Sunday, 28 October 2007

3. Theoretical Framework

A. The Metaphysical Mapping of Landscape as a Cosmogeography

The concept of the metaphysical mapping of landscape is understood as the perception and interpretation of landscape in metaphysical terms. The physical structure of the landscape and its evocative qualities become a stimulus to conceptualizing the landscape in terms of a cosmology. The landscape, therefore, acts as a means of grounding a metaphysical vision by creating a relationship between this vision and a unified body of geographical formations that is perceived as revealing or embodying this cosmology.
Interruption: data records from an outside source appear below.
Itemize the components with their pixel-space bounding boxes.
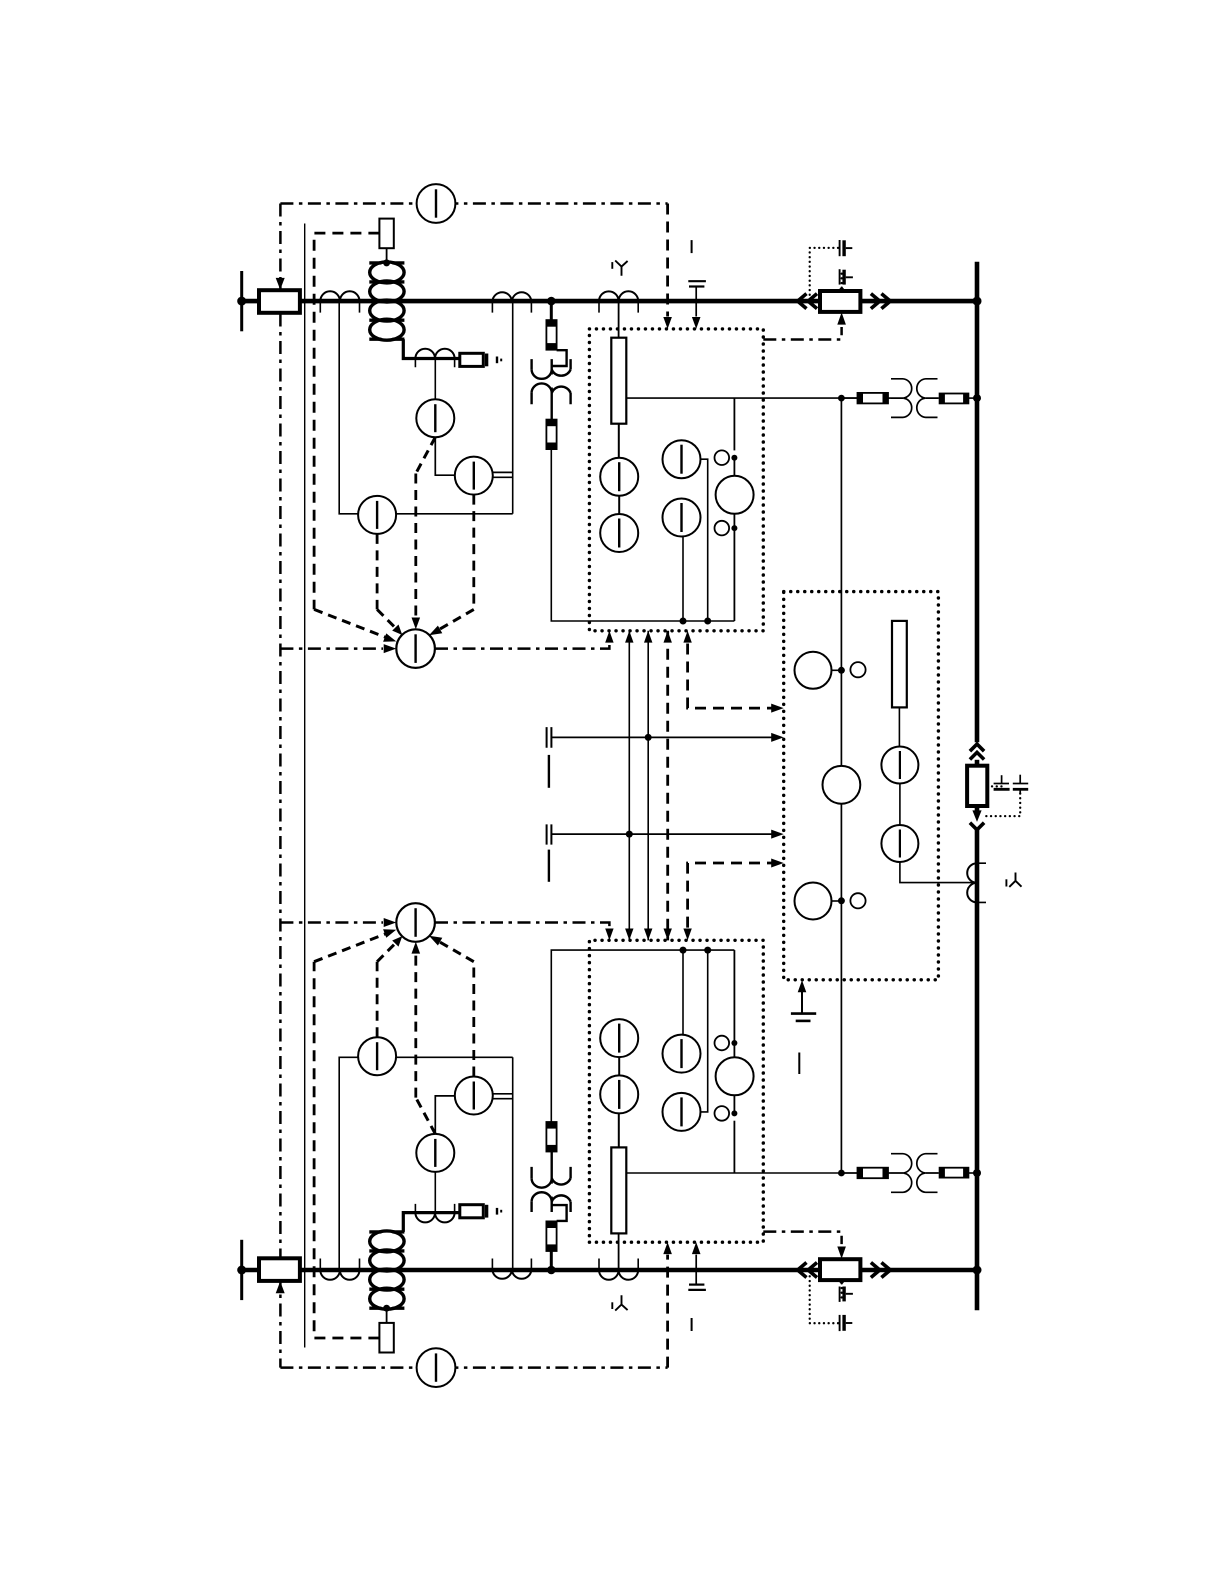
dash-dot rail branch into summing meter xyxy=(280,647,383,650)
circuit breaker CB4 (bus tie on right bus) xyxy=(967,766,987,806)
telemeter circle on dash-dot line xyxy=(417,184,456,223)
wire: PT signal line to fuse F3 xyxy=(841,397,857,399)
contact circle c2 xyxy=(715,521,730,536)
TOP HALF xyxy=(237,184,981,713)
meter C xyxy=(358,496,396,534)
voltage transformer PT2 (bus PT) xyxy=(888,379,940,418)
dash-dot control to breaker CB2 xyxy=(763,327,841,340)
relay element K3 xyxy=(892,621,907,708)
wire c1 to coil xyxy=(733,458,735,476)
label Y (wye) at right bus CT xyxy=(1006,873,1021,887)
voltage transformer PT1 secondary winding xyxy=(532,383,571,419)
wire F4 to right bus xyxy=(968,397,974,399)
node c2 xyxy=(731,525,737,531)
label Y (wye) at bus CT xyxy=(612,261,627,276)
node relay line / signal bus xyxy=(838,395,845,402)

An interpretation of landscape along these lines is described as cosmogeographic because it correlates a cosmographic as well as a geographical description of phenomena. It embodies a cosmography because in it constitution of a conception of cosmic order understood in metaphysical and cosmological terms. It is geographic in its employment of geographical forms as a primary mode of embodying these ideas. In embodying cosmological conceptions through geographical forms, it is, therefore, described as cosmogeographic2.



2 These concepts bear some relationship to conceptions on the interpretation of space developed in archeology and philosophy which emphasize the character of space as a subjectively realized rather than as an objective form. Notable examples of these are Gaston Bachelard, The Poetics of Space, trans. Maria Jolas (Boston: Beacon Press, 1994)which emphasizes the imaginative reworking of intimate, particularly domestic spaces, Christopher Tilley, The Phenomenology of Landscape(Oxford: Berg, 1994) which, like his other works, builds on phenomenology and hermeneutics, particularly Heidegerrean,in developing a conception of relationships with landscape as dialectical processes in which geographical forms and the organicity of the human being are mutually implicated, Paul Deveroux, The Sacred Place: The Ancient Origin of Holy and Mystical Sites (London:Cassell,2000)which develops the concept of mind-mapping in explaining the mind as assimilating newly encountered spaces into already internalized geographies, a process that integrates an innate sensitivity to places that manifest peculiar atmospheres that inspires their categorization as sacred; Wendy Ashmore and Bernard Knapp,Ed.,Archeologies of Landscape: Contemporary Perspectives(Oxford:Blackwell,1999)constructs a continuum representing modes of investment of meaning in landscape, as “ideational”-embodying discursive forms and could therefore be “conceptualized”- embodying symbolic meaning but unmarked by human engineering and “constructed”-created through human engineering. These categories open up into further conceptualizations of “landscape as memory”- encoding a society’s developing cosmological and historical consciousness, “landscape as identity”- indicating relationships between spatial cognition and sociocultural identity, “landscape as social order”-central to the dynamics of inter-personal relations within society and “landscape as transformation”-the fundamental reconstitution over time of the interpretive frameworks that give meaning to landscapes.